A couple of days later, a new petty officer in transit was assigned to take the roll at morning muster.

“Ferguson?” he asked.

“It’s pronounced Fah-guson, Sah!”

A few snickers erupted from the ranks as the corpsman executed a snappy British Army salute.

The petty officer didn’t look up. “Uh, O.K. Fah-guson?” 

“Present, Sah!”

One thing I knew: Ferguson was on to something. All of us lined up at morning muster had signed away our lives. No exaggeration. The Navy now owned us physically, and even mentally. Spiritually, however, we were free to be who we were.

Actually, at our young ages, we were free to be who we were becoming. This made serving in the military an important rite of passage. Growing up, we each lived inside the frame of our history with family, neighbors, and classmates. But because we could enter the military world without that history, we were free to remake ourselves. Or be remade. I believed that Ferguson’s name game not only allowed him to attain a specific freedom in a regimented environment, it was also his process of discovering who he was and would be, as a man.

The laughs were good, too.

A day or two later we answered roll call from yet another new petty officer.

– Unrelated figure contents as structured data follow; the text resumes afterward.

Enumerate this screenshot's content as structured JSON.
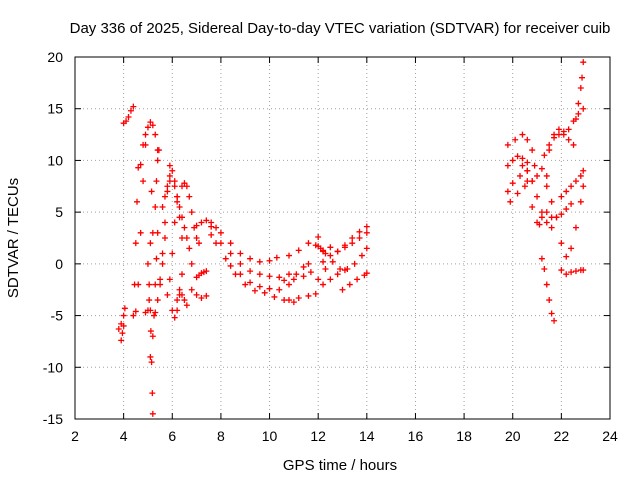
{
  "chart_data": {
    "type": "scatter",
    "title": "Day 336 of 2025, Sidereal Day-to-day VTEC variation (SDTVAR) for receiver cuib",
    "xlabel": "GPS time / hours",
    "ylabel": "SDTVAR / TECUs",
    "xlim": [
      2,
      24
    ],
    "ylim": [
      -15,
      20
    ],
    "xticks": [
      2,
      4,
      6,
      8,
      10,
      12,
      14,
      16,
      18,
      20,
      22,
      24
    ],
    "yticks": [
      -15,
      -10,
      -5,
      0,
      5,
      10,
      15,
      20
    ],
    "grid": true,
    "marker": "+",
    "color": "#ff0000",
    "series": [
      {
        "name": "track-01",
        "x": [
          3.8,
          3.9,
          4.0,
          4.05
        ],
        "y": [
          -6.3,
          -5.8,
          -5.0,
          -4.3
        ]
      },
      {
        "name": "track-02",
        "x": [
          3.9,
          3.95,
          4.0
        ],
        "y": [
          -7.4,
          -6.7,
          -6.0
        ]
      },
      {
        "name": "track-03",
        "x": [
          4.0,
          4.1,
          4.2,
          4.3,
          4.4
        ],
        "y": [
          13.6,
          13.8,
          14.2,
          14.8,
          15.2
        ]
      },
      {
        "name": "track-04",
        "x": [
          4.4,
          4.45,
          4.5,
          4.55,
          4.6,
          4.7
        ],
        "y": [
          -5.0,
          -2.0,
          2.0,
          6.0,
          9.3,
          9.6
        ]
      },
      {
        "name": "track-05",
        "x": [
          4.5,
          4.6,
          4.7,
          4.8,
          4.9
        ],
        "y": [
          -4.6,
          -2.0,
          3.0,
          8.0,
          11.5
        ]
      },
      {
        "name": "track-06",
        "x": [
          4.8,
          4.9,
          5.0,
          5.1,
          5.2,
          5.3,
          5.4
        ],
        "y": [
          11.5,
          12.5,
          13.2,
          13.7,
          13.4,
          12.5,
          11.0
        ]
      },
      {
        "name": "track-07",
        "x": [
          4.9,
          5.0,
          5.05,
          5.1,
          5.15
        ],
        "y": [
          -4.7,
          -4.5,
          -3.5,
          2.0,
          7.0
        ]
      },
      {
        "name": "track-08",
        "x": [
          5.0,
          5.05,
          5.1,
          5.12,
          5.15,
          5.18,
          5.2
        ],
        "y": [
          0.0,
          -2.0,
          -4.5,
          -6.5,
          -9.5,
          -12.5,
          -14.5
        ]
      },
      {
        "name": "track-09",
        "x": [
          5.1,
          5.2,
          5.25,
          5.3,
          5.35,
          5.4
        ],
        "y": [
          -9.0,
          -7.0,
          -5.0,
          -2.0,
          0.5,
          3.0
        ]
      },
      {
        "name": "track-10",
        "x": [
          5.2,
          5.3,
          5.35,
          5.4,
          5.45
        ],
        "y": [
          3.0,
          5.5,
          8.0,
          10.0,
          11.0
        ]
      },
      {
        "name": "track-11",
        "x": [
          5.3,
          5.4,
          5.5,
          5.6,
          5.7
        ],
        "y": [
          -4.7,
          -3.5,
          -2.0,
          0.0,
          2.5
        ]
      },
      {
        "name": "track-12",
        "x": [
          5.5,
          5.6,
          5.7,
          5.8,
          5.9
        ],
        "y": [
          -1.5,
          1.0,
          4.0,
          7.0,
          9.5
        ]
      },
      {
        "name": "track-13",
        "x": [
          5.6,
          5.7,
          5.8,
          5.9
        ],
        "y": [
          5.5,
          6.5,
          7.5,
          8.0
        ]
      },
      {
        "name": "track-14",
        "x": [
          5.8,
          5.9,
          6.0,
          6.1,
          6.2
        ],
        "y": [
          -3.0,
          -1.5,
          1.0,
          4.0,
          6.0
        ]
      },
      {
        "name": "track-15",
        "x": [
          5.9,
          6.0,
          6.1,
          6.2,
          6.3,
          6.4
        ],
        "y": [
          8.5,
          9.0,
          8.0,
          6.5,
          4.5,
          2.5
        ]
      },
      {
        "name": "track-16",
        "x": [
          6.0,
          6.1,
          6.2,
          6.3,
          6.4
        ],
        "y": [
          -4.5,
          -5.2,
          -4.5,
          -3.0,
          -1.0
        ]
      },
      {
        "name": "track-17",
        "x": [
          6.1,
          6.2,
          6.3,
          6.4,
          6.5,
          6.6,
          6.7,
          6.8
        ],
        "y": [
          7.5,
          6.5,
          5.5,
          4.5,
          3.5,
          2.5,
          1.5,
          0.0
        ]
      },
      {
        "name": "track-18",
        "x": [
          6.2,
          6.3,
          6.4,
          6.5,
          6.6
        ],
        "y": [
          -3.5,
          -2.5,
          -3.0,
          -3.5,
          -4.0
        ]
      },
      {
        "name": "track-19",
        "x": [
          6.4,
          6.5,
          6.6,
          6.7,
          6.8,
          6.9,
          7.0,
          7.1
        ],
        "y": [
          7.5,
          7.8,
          7.5,
          6.5,
          5.0,
          3.5,
          2.5,
          2.0
        ]
      },
      {
        "name": "track-20",
        "x": [
          6.8,
          7.0,
          7.2,
          7.4
        ],
        "y": [
          -2.5,
          -3.0,
          -3.3,
          -3.1
        ]
      },
      {
        "name": "track-21",
        "x": [
          7.0,
          7.1,
          7.2,
          7.3,
          7.4
        ],
        "y": [
          -1.3,
          -1.1,
          -0.9,
          -0.8,
          -0.7
        ]
      },
      {
        "name": "track-22",
        "x": [
          7.0,
          7.2,
          7.4,
          7.6,
          7.8
        ],
        "y": [
          3.7,
          4.0,
          4.2,
          4.0,
          3.5
        ]
      },
      {
        "name": "track-23",
        "x": [
          7.6,
          8.0,
          8.4,
          8.8,
          9.2,
          9.6,
          10.0,
          10.3
        ],
        "y": [
          3.6,
          3.0,
          2.0,
          1.0,
          0.5,
          0.2,
          0.3,
          0.6
        ]
      },
      {
        "name": "track-24",
        "x": [
          7.6,
          8.0,
          8.4,
          8.8,
          9.2,
          9.6,
          10.0,
          10.4,
          10.8
        ],
        "y": [
          2.8,
          2.0,
          1.0,
          0.0,
          -0.7,
          -1.0,
          -1.2,
          -1.3,
          -1.0
        ]
      },
      {
        "name": "track-25",
        "x": [
          7.8,
          8.2,
          8.6,
          9.0,
          9.4,
          9.8,
          10.2,
          10.6,
          11.0
        ],
        "y": [
          2.0,
          0.5,
          -1.0,
          -2.0,
          -2.6,
          -2.8,
          -3.2,
          -3.5,
          -3.7
        ]
      },
      {
        "name": "track-26",
        "x": [
          8.4,
          8.8,
          9.2,
          9.6,
          10.0,
          10.4
        ],
        "y": [
          -0.2,
          -1.0,
          -1.8,
          -2.2,
          -2.4,
          -2.5
        ]
      },
      {
        "name": "track-27",
        "x": [
          10.6,
          11.0,
          11.4,
          11.7
        ],
        "y": [
          -1.6,
          -1.5,
          -1.2,
          -0.8
        ]
      },
      {
        "name": "track-28",
        "x": [
          10.8,
          11.1,
          11.4,
          11.6
        ],
        "y": [
          -2.0,
          -1.0,
          -0.3,
          0.0
        ]
      },
      {
        "name": "track-29",
        "x": [
          10.8,
          11.2,
          11.6,
          12.0
        ],
        "y": [
          0.8,
          1.3,
          2.0,
          2.6
        ]
      },
      {
        "name": "track-30",
        "x": [
          10.8,
          11.2,
          11.6,
          11.9
        ],
        "y": [
          -3.5,
          -3.3,
          -3.1,
          -2.9
        ]
      },
      {
        "name": "track-31",
        "x": [
          11.9,
          12.0,
          12.1,
          12.2,
          12.3
        ],
        "y": [
          1.8,
          1.7,
          1.5,
          1.2,
          1.0
        ]
      },
      {
        "name": "track-32",
        "x": [
          12.2,
          12.5,
          12.8,
          13.1,
          13.4,
          13.7,
          14.0
        ],
        "y": [
          1.3,
          1.6,
          1.2,
          1.8,
          2.5,
          3.1,
          3.6
        ]
      },
      {
        "name": "track-33",
        "x": [
          12.2,
          12.5,
          12.8,
          13.1,
          13.4,
          13.7,
          14.0
        ],
        "y": [
          0.2,
          0.8,
          1.2,
          1.6,
          2.0,
          2.5,
          3.0
        ]
      },
      {
        "name": "track-34",
        "x": [
          12.0,
          12.3,
          12.6,
          12.9,
          13.2,
          13.5,
          13.8,
          14.0
        ],
        "y": [
          -1.5,
          -0.5,
          0.2,
          -0.5,
          -0.5,
          0.0,
          0.8,
          1.5
        ]
      },
      {
        "name": "track-35",
        "x": [
          12.2,
          12.5,
          12.8,
          13.1
        ],
        "y": [
          -2.0,
          -1.5,
          -1.0,
          -0.6
        ]
      },
      {
        "name": "track-36",
        "x": [
          13.0,
          13.3,
          13.6,
          13.9,
          14.0
        ],
        "y": [
          -2.5,
          -2.0,
          -1.5,
          -1.1,
          -0.9
        ]
      },
      {
        "name": "track-37",
        "x": [
          19.8,
          20.1,
          20.4,
          20.6,
          20.8
        ],
        "y": [
          11.5,
          12.0,
          12.5,
          12.0,
          11.0
        ]
      },
      {
        "name": "track-38",
        "x": [
          19.8,
          20.0,
          20.2,
          20.4,
          20.6
        ],
        "y": [
          9.5,
          10.0,
          10.4,
          10.2,
          9.8
        ]
      },
      {
        "name": "track-39",
        "x": [
          19.8,
          20.0,
          20.3,
          20.6,
          20.9,
          21.2,
          21.4
        ],
        "y": [
          7.0,
          7.8,
          8.5,
          9.0,
          9.5,
          9.2,
          8.5
        ]
      },
      {
        "name": "track-40",
        "x": [
          19.9,
          20.2,
          20.5,
          20.8,
          21.0
        ],
        "y": [
          6.0,
          6.8,
          7.5,
          8.0,
          8.5
        ]
      },
      {
        "name": "track-41",
        "x": [
          20.4,
          20.6,
          20.8,
          21.0,
          21.2,
          21.4,
          21.6
        ],
        "y": [
          9.5,
          9.0,
          8.0,
          6.5,
          5.0,
          4.0,
          3.5
        ]
      },
      {
        "name": "track-42",
        "x": [
          20.6,
          20.8,
          21.0,
          21.1,
          21.2
        ],
        "y": [
          8.0,
          5.5,
          4.0,
          3.8,
          4.5
        ]
      },
      {
        "name": "track-43",
        "x": [
          21.2,
          21.3,
          21.4,
          21.5,
          21.6,
          21.7
        ],
        "y": [
          0.5,
          -0.5,
          -2.0,
          -3.5,
          -4.8,
          -5.5
        ]
      },
      {
        "name": "track-44",
        "x": [
          21.3,
          21.5,
          21.7,
          21.9,
          22.1,
          22.3,
          22.5,
          22.7,
          22.9
        ],
        "y": [
          10.5,
          11.5,
          12.2,
          12.5,
          12.5,
          13.0,
          13.8,
          14.5,
          15.0
        ]
      },
      {
        "name": "track-45",
        "x": [
          21.5,
          21.7,
          21.9,
          22.1,
          22.3,
          22.5
        ],
        "y": [
          11.0,
          12.5,
          13.0,
          12.8,
          12.0,
          11.5
        ]
      },
      {
        "name": "track-46",
        "x": [
          21.4,
          21.6,
          21.8,
          22.0,
          22.2,
          22.4
        ],
        "y": [
          5.0,
          4.5,
          4.5,
          4.8,
          5.3,
          5.8
        ]
      },
      {
        "name": "track-47",
        "x": [
          21.4,
          21.6,
          21.8,
          22.0,
          22.2,
          22.4,
          22.6,
          22.8,
          22.9
        ],
        "y": [
          7.5,
          6.0,
          4.5,
          2.0,
          0.7,
          1.5,
          3.5,
          6.0,
          7.5
        ]
      },
      {
        "name": "track-48",
        "x": [
          22.0,
          22.2,
          22.4,
          22.6,
          22.8,
          22.9
        ],
        "y": [
          6.5,
          7.0,
          7.5,
          8.0,
          8.5,
          9.0
        ]
      },
      {
        "name": "track-49",
        "x": [
          22.0,
          22.2,
          22.4,
          22.6,
          22.8,
          22.9
        ],
        "y": [
          -0.6,
          -1.0,
          -0.8,
          -0.7,
          -0.6,
          -0.6
        ]
      },
      {
        "name": "track-50",
        "x": [
          22.6,
          22.7,
          22.8,
          22.85,
          22.9
        ],
        "y": [
          14.0,
          15.5,
          17.0,
          18.0,
          19.5
        ]
      }
    ]
  }
}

“It’s Fer-GOOSE-n, man!” the corpsman said in an intimidating basso.

Barry and I grinned at each other.

“Ah,” the P.O. responded, “You here?”

“Yo, man!”

The following day, the stocky yeoman delivered a fresh stack of anticipated yet dreaded manilla envelopes.

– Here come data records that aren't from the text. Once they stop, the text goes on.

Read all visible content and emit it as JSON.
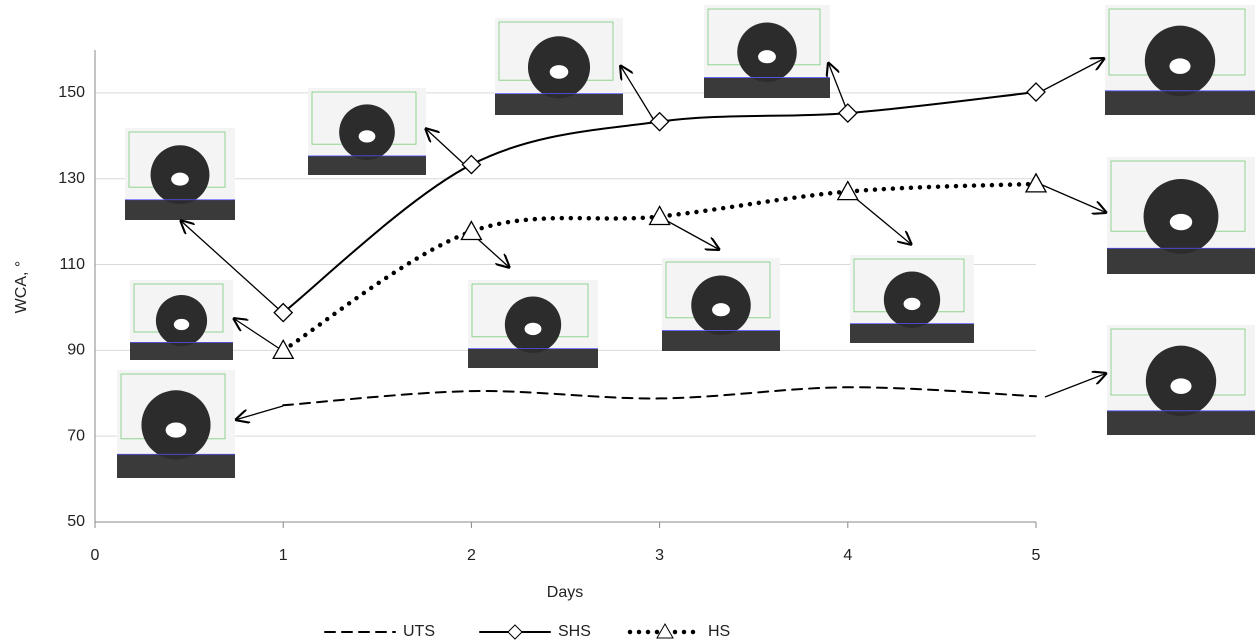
{
  "chart_data": {
    "type": "line",
    "x_label": "Days",
    "y_label": "WCA, °",
    "x": [
      1,
      2,
      3,
      4,
      5
    ],
    "series": [
      {
        "name": "UTS",
        "color": "#000000",
        "dash": "dashed",
        "marker": "none",
        "values": [
          77.2,
          80.5,
          78.8,
          81.4,
          79.3
        ]
      },
      {
        "name": "SHS",
        "color": "#000000",
        "dash": "solid",
        "marker": "diamond",
        "values": [
          98.8,
          133.3,
          143.3,
          145.3,
          150.2
        ]
      },
      {
        "name": "HS",
        "color": "#000000",
        "dash": "dotted",
        "marker": "triangle",
        "values": [
          90,
          117.7,
          121.2,
          127,
          128.8
        ]
      }
    ],
    "xlim": [
      0,
      5
    ],
    "xticks": [
      0,
      1,
      2,
      3,
      4,
      5
    ],
    "ylim": [
      50,
      160
    ],
    "yticks": [
      50,
      70,
      90,
      110,
      130,
      150
    ],
    "grid": true,
    "legend": "bottom"
  }
}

“Fer-GOOSE-n!” said the same petty officer.

“Yo!” Ferguson barked.

“Your orders.”

“Yo-no!” he whimpered.

After muster, we stood back from our new friend as he scanned the contents of the envelope. A searing moment of silence. Then he smiled, and we closed in for a look. His orders were to the USS Sanctuary, a hospital ship he would join off the coast of Vietnam. It could have been much worse.

Soon, I received orders to a squadron based in Japan to train for an assignment at Da Nang Airbase in Vietnam. Barry’s sent him to intelligence duty on Ford Island in Pearl Harbor. After shipping out, we all got caught up in our jobs, losing touch with each other.

Almost two years later I pulled into Hong Kong Harbor aboard the aircraft carrier, USS Ticonderoga. To my surprise, the Sanctuary was moored nearby. From a telephone on the quarterdeck, I called it up and asked for Robert Ferguson. It took a few minutes for their Officer of the Deck to search the roster and make the connection to his ward.

A young man answered the phone. ”There’s no Robert here,” he said.

“Are you sure?” I teased.

“Wait,” he replied, “You must mean Pierre.”